Caching: When Read-Path and Write-Path Diverge
The cache was wrong after every update. The write path had no idea the read path was caching.
Introduction
Caching is used to speed up reads. You store a copy of data (in memory, Redis, or the browser) and serve it instead of hitting the source every time. The catch: when the source changes, the cache can become wrong. That wrongness often comes from the read path and the write path not following the same rules. This post is about how that happens and how to align them.
The Classic Mistake
A typical setup: the app reads an entity (e.g. a candidate or a job) from the database and caches it by ID. When the user updates the entity, the app writes to the database and then... does nothing to the cache. So the next read returns the old cached value. The write path updated the source of truth but not the cache; the read path still prefers the cache. So read-path and write-path diverge: the writer does not know about the cache, or does not invalidate or update it.
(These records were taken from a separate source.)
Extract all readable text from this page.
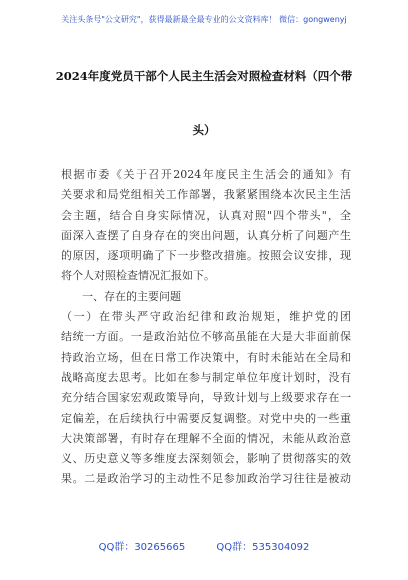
关注头条号"公文研究"，获得最新最全最专业的公文资料库！ 微信：gongwenyj
2024年度党员干部个人民主生活会对照检查材料（四个带
头）
根据市委《关于召开2024年度民主生活会的通知》有
关要求和局党组相关工作部署，我紧紧围绕本次民主生活
会主题，结合自身实际情况，认真对照"四个带头"，全
面深入查摆了自身存在的突出问题，认真分析了问题产生
的原因，逐项明确了下一步整改措施。按照会议安排，现
将个人对照检查情况汇报如下。
一、存在的主要问题
（一）在带头严守政治纪律和政治规矩，维护党的团
结统一方面。一是政治站位不够高虽能在大是大非面前保
持政治立场，但在日常工作决策中，有时未能站在全局和
战略高度去思考。比如在参与制定单位年度计划时，没有
充分结合国家宏观政策导向，导致计划与上级要求存在一
定偏差，在后续执行中需要反复调整。对党中央的一些重
大决策部署，有时存在理解不全面的情况，未能从政治意
义、历史意义等多维度去深刻领会，影响了贯彻落实的效
果。二是政治学习的主动性不足参加政治学习往往是被动
QQ群：30265665	QQ群：535304092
The fix is to make the write path part of the caching contract. On every write that changes data that is cached, you must either invalidate the cache (delete the key so the next read refetches) or update the cache (write the new value). Then the read path and the write path both respect the same rule: "the cache holds the latest value we care about, and we keep it in sync on write."
Other Places They Diverge
Read path and write path can diverge in other ways:
- Different keys: The read path caches by (userId, jobId). The write path invalidates by jobId only and forgets that there is a per-user view. So some cached entries never get invalidated.
- Aggregations: The read path caches a list or an aggregate (e.g. "candidates in this pipeline"). The write path updates one candidate and invalidates only that candidate’s record. The list cache is still wrong until it expires.
- Multiple layers: The browser caches, the API caches, and the database is the source of truth. A write might invalidate the API cache but not the browser cache, so the user still sees stale data until they refresh.
In each case, the fix is to make the write path aware of every cache that can contain the updated data and to invalidate or update those entries. That might mean invalidating by a pattern (e.g. "all keys for this job") or updating both the entity cache and the list cache when one entity changes.
Patterns That Help
Cache-aside with explicit invalidation: The app owns the cache. On read, it checks the cache; on miss, it loads from the source and populates the cache. On write, it updates the source and then invalidates (or updates) the relevant cache entries. The same code path that writes is responsible for keeping the cache correct.
Single key space: Use a consistent scheme for keys (e.g. entity:type:id, or list:type:queryHash) so that when you write, you know which keys to invalidate. If lists are cached by query, document which queries are affected by which writes and invalidate those query keys when the underlying data changes.
TTL as a backstop, not the strategy: A short TTL (e.g. 60 seconds) can limit how long stale data is served, but it does not fix the underlying problem. Prefer explicit invalidation on write so that the cache is correct as soon as the write completes. Use TTL to catch writes that missed invalidation (e.g. from another service) or to reclaim memory, not as the main way to achieve consistency.
Summary
- When the read path uses a cache and the write path does not update or invalidate it, the cache goes stale. Align them: every write that affects cached data must invalidate or update the right cache entries.
- Be aware of key design (per-user, per-entity, per-query) and of aggregations. One write can affect many cache entries; invalidate all of them.
- Prefer explicit invalidation on write; use TTL as a safety net. That way the cache stays correct by design instead of by expiry.